In the beginning, all of the city's buildings were wooden and the risk of fire was always present. Unfortunately for Haarlem, in 1328 most of the city was burnt down. When rebuilding began, yet again in 1347, another fire spread through Haarlem. This time though, it engulfed the Counts' castle and city hall. However, the Count decided that he no longer needed a base in Haarlem and decided to move to Den Haag (Hague). With that, he donated the land to Haarlem and later a new city hall would be built in its place. It would take over 150 years for the city to be rebuilt.

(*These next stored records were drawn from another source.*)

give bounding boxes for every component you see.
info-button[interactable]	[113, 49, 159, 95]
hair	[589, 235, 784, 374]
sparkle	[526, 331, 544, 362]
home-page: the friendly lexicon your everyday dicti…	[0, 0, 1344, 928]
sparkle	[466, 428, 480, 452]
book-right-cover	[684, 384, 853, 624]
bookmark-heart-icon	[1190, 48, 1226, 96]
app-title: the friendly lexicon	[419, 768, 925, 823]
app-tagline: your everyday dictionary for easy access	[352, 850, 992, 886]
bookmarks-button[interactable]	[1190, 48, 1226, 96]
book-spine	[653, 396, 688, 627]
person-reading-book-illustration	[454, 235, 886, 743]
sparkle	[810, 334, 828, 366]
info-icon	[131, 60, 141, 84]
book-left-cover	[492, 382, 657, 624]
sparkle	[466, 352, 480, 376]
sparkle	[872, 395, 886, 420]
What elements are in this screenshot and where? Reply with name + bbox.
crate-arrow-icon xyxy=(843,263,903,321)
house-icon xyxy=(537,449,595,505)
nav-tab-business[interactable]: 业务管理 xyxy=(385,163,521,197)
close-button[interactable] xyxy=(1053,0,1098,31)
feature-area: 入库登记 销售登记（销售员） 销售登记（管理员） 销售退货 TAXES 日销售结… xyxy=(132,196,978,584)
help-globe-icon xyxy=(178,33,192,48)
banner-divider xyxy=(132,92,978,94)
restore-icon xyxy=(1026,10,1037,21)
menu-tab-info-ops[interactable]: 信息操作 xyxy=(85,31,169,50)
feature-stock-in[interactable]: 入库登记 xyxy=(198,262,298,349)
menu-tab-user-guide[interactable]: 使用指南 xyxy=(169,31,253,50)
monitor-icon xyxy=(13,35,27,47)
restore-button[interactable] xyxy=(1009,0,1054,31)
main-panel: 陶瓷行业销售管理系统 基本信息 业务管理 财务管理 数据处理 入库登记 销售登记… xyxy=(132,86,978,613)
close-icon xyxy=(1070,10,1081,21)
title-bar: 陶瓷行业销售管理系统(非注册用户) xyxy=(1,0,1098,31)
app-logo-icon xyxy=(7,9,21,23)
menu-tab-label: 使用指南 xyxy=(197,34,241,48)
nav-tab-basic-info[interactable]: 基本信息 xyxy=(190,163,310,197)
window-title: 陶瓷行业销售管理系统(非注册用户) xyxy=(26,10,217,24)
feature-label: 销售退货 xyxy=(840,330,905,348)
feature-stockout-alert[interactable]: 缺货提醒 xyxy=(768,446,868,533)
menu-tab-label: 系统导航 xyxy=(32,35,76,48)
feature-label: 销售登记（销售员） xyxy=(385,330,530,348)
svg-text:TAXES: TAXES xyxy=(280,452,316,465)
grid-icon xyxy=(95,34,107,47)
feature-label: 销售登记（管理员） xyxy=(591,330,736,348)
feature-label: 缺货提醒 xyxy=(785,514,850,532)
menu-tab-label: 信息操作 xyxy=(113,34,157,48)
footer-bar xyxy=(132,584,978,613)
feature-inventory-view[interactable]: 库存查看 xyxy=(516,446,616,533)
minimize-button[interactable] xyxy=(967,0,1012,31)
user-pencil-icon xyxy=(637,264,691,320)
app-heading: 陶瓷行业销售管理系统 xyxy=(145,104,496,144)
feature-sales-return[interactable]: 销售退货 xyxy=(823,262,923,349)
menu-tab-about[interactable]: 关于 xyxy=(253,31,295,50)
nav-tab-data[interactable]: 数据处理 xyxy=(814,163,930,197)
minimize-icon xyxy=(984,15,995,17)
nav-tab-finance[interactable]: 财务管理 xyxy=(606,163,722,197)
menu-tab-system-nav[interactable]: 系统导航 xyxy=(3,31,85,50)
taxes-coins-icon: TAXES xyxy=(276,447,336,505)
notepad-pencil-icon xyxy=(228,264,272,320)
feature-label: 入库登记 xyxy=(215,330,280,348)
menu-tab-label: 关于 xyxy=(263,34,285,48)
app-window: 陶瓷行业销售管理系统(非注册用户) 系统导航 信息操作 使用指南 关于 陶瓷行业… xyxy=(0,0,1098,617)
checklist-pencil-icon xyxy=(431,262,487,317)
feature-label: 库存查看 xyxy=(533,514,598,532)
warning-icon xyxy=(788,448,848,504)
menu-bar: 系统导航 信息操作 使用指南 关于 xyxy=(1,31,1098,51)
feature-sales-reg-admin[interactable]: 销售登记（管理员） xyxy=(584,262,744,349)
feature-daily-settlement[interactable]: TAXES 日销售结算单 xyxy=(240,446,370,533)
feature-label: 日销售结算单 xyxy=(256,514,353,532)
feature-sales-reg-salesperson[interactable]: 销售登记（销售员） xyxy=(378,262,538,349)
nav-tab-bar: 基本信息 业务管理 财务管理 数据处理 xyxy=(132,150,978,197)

  • Tourist information office. Grote Markt 2 (just on the main square in front of the big church). ☎ +31 (0)900-6161600 (€ 0,50 per minute) (info@vvvhaarlem.nl ), [2]. Apr-Oct: Mo 13 -17.30h, Tu-Fri: 9.30-17.30h, Sa 10-17. In winter months limited hours, check website.  edit

Haarlem is well-connected by train, with intercity and sprinter trains running between Amsterdam and Haarlem Central Station roughly every 10 minutes. From Amsterdam, it's a 15 or 18 (depending on the train type) minute journey (€4.00) with trains usually leaving from platform 1 or 2. Pay a bit of attention: Haarlem is one of the stops on the main train line between Amsterdam and Dordrecht/ The Hague, so it will likely not be the final destination for the train. However, as not all trains to those cities will stop in Haarlem, check the signs or ask a conductor to make sure you're getting into the right one. But basically every train to Zandvoort or any other train from platform 1 will take you to Haarlem. Coming from Schiphol directly, you'll have to change once, at Amsterdam Sloterdijk (or at Amsterdam Central Station, but that will take you an extra 10 minutes or so). Trains are easy to use and you may be lucky enough to encounter one or more of the most entertaining ticket collectors in the country. They number singers and magicians amongst their members.

A good alternative is to use the big red and grey "R-net"-bus, line 300. It runs every 6-10 minutes between Schiphol and Haarlem Central Station, or you can get out at Verwulft/Centrum. There are a fair amount of stops along the way, but for a lot of the journey there is no traffic because the bus has its own dedicated lane. The trip is approximately 45 minutes. You will need to carry your luggage on the bus with you. As on all public transport in the Netherlands, you pay with a OV chipcard (cash is also accepted) and a single trip costs € 3,64. There are many bus stops clustered in this area -- the one for the R-net 300 is across the street, and is indicated on the sign at the bus stop.

If you have – or rent – a bike, it takes between an hour and an hour and a half to cycle (depending on the cyclist) from the centre of Amsterdam, a fairly relaxing ride on typically level terrain.

Haarlem is best seen on foot: it's a 5 to 10 minute walk from the train station to the city centre. If you don't want to walk, bus lines 2, 3, 73 and 300 will take you from the central train and busstation to busstop "Centrum/Verwulft" in about 5 minutes. It will cost you 2 euro.

Although Haarlem's waterways aren't quite as numerous as those of Amsterdam, there are enough of them to make a tour of the city by boat a nice experience. Boats are operated by Post Verkade cruises[3] (€9.50, Dutch only) and Haarlem Canal Cruises[4] (smaller groups, open boat, €12.50) and leave from opposite Teylers Museum. It's best to call ahead.